CONTEXT: Therapies based on immune checkpoint inhibitors (ICIs) are transforming the treatment landscape of urologic oncology. Nevertheless, an exhaustive overview of the toxicity spectrum of these novel therapies has yet to be provided. OBJECTIVE: To comprehensively investigate the incidence and profile of ICI therapy-related adverse events (AEs) across urologic cancers. EVIDENCE ACQUISITION: We searched for all clinical trials investigating the role of ICI therapy published between January 2010 and September 2021. Studies involving urologic cancers with reported overall incidence or tabulated data of treatment-related AEs (trAEs) or immune-related AEs (irAEs) were included. A systematic review and meta-analysis was performed after protocol registration in PROSPERO (CRD42021276435). EVIDENCE SYNTHESIS: We identified 2638 records, of which 92 studies (including 22942 participants) met the inclusion criteria. The pooled overall incidence was 81.6% (95% confidence interval [CI] 78.0-84.7) for any-grade trAEs and 29.3% (95% CI 24.9-34.1) for grade ≥3 trAEs. The pooled overall incidence was 34.3% (95% CI 28.5-40.7) for any-grade irAEs and 10.2% (95%CI 8.2-12.7) for grade ≥3 irAEs.
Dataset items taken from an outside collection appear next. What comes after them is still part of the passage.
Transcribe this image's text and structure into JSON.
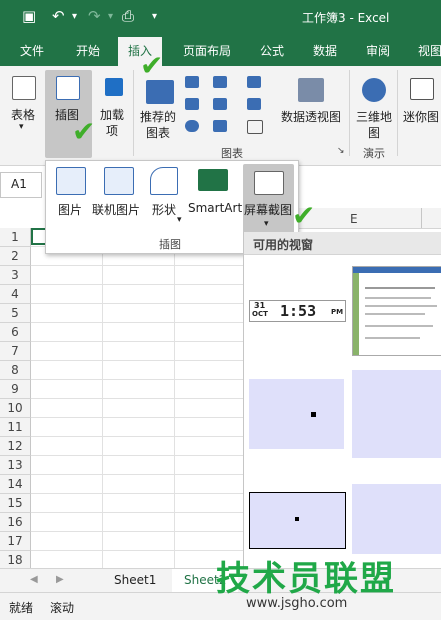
{
  "titlebar": {
    "title": "工作簿3 - Excel",
    "save_icon": "save-icon",
    "undo_icon": "undo-icon",
    "redo_icon": "redo-icon",
    "preview_icon": "print-preview-icon",
    "qat_more": "▾"
  },
  "tabs": [
    "文件",
    "开始",
    "插入",
    "页面布局",
    "公式",
    "数据",
    "审阅",
    "视图"
  ],
  "active_tab": "插入",
  "ribbon": {
    "table_label": "表格",
    "illustrations_label": "插图",
    "addins_label_1": "加载",
    "addins_label_2": "项",
    "recommended_charts_1": "推荐的",
    "recommended_charts_2": "图表",
    "pivotchart_label": "数据透视图",
    "map3d_label_1": "三维地",
    "map3d_label_2": "图",
    "sparkline_label": "迷你图",
    "group_charts": "图表",
    "group_demo": "演示"
  },
  "namebox": {
    "value": "A1"
  },
  "columns": [
    "E"
  ],
  "rows": [
    "1",
    "2",
    "3",
    "4",
    "5",
    "6",
    "7",
    "8",
    "9",
    "10",
    "11",
    "12",
    "13",
    "14",
    "15",
    "16",
    "17",
    "18"
  ],
  "illustrations_menu": {
    "items": [
      {
        "label": "图片",
        "icon": "picture-icon"
      },
      {
        "label": "联机图片",
        "icon": "online-picture-icon"
      },
      {
        "label": "形状",
        "icon": "shapes-icon"
      },
      {
        "label": "SmartArt",
        "icon": "smartart-icon"
      },
      {
        "label": "屏幕截图",
        "icon": "screenshot-icon"
      }
    ],
    "group_label": "插图"
  },
  "screenshot_panel": {
    "header": "可用的视窗",
    "clock_date_top": "31",
    "clock_date_bottom": "OCT",
    "clock_time": "1:53",
    "clock_ampm": "PM"
  },
  "sheets": [
    "Sheet1",
    "Sheet2"
  ],
  "status": {
    "ready": "就绪",
    "scroll": "滚动"
  },
  "watermark": {
    "text": "技术员联盟",
    "url": "www.jsgho.com"
  },
  "colors": {
    "excel_green": "#217346",
    "check_green": "#3fae2a",
    "pane_bg": "#dfe0fa"
  }
}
On a multivariable analysis, cancer type, therapy combination, clinical settings (perioperative vs advanced/metastatic), and drug exposure were independently associated with the occurrence of trAEs or irAEs. The overall rate of treatment-related mortality was 0.94% (140 of 14 899 participants), with pneumonitis (9.3%), pneumonia (7.9%), and respiratory failure (7.1%) being the most common causes. Immune-related mortality occurred in 0.26% (28 of 10 723) patients, with pneumonitis (35.7%), hepatic failure (10.7%), and hepatitis (7.1%) being most common. CONCLUSIONS: Our study provides a comprehensive overview of ICI-associated AEs in urologic cancer patients. The spectrum and incidence of AEs vary across cancer types, ICI types, clinical settings, and therapy combinations. These findings provide important guidance to clinicians in counseling and management of patients with urologic cancers. PATIENT SUMMARY: A high proportion of patients experience immune checkpoint inhibitor-associated toxicity. Physician and patient education is critical for early recognition and proper management.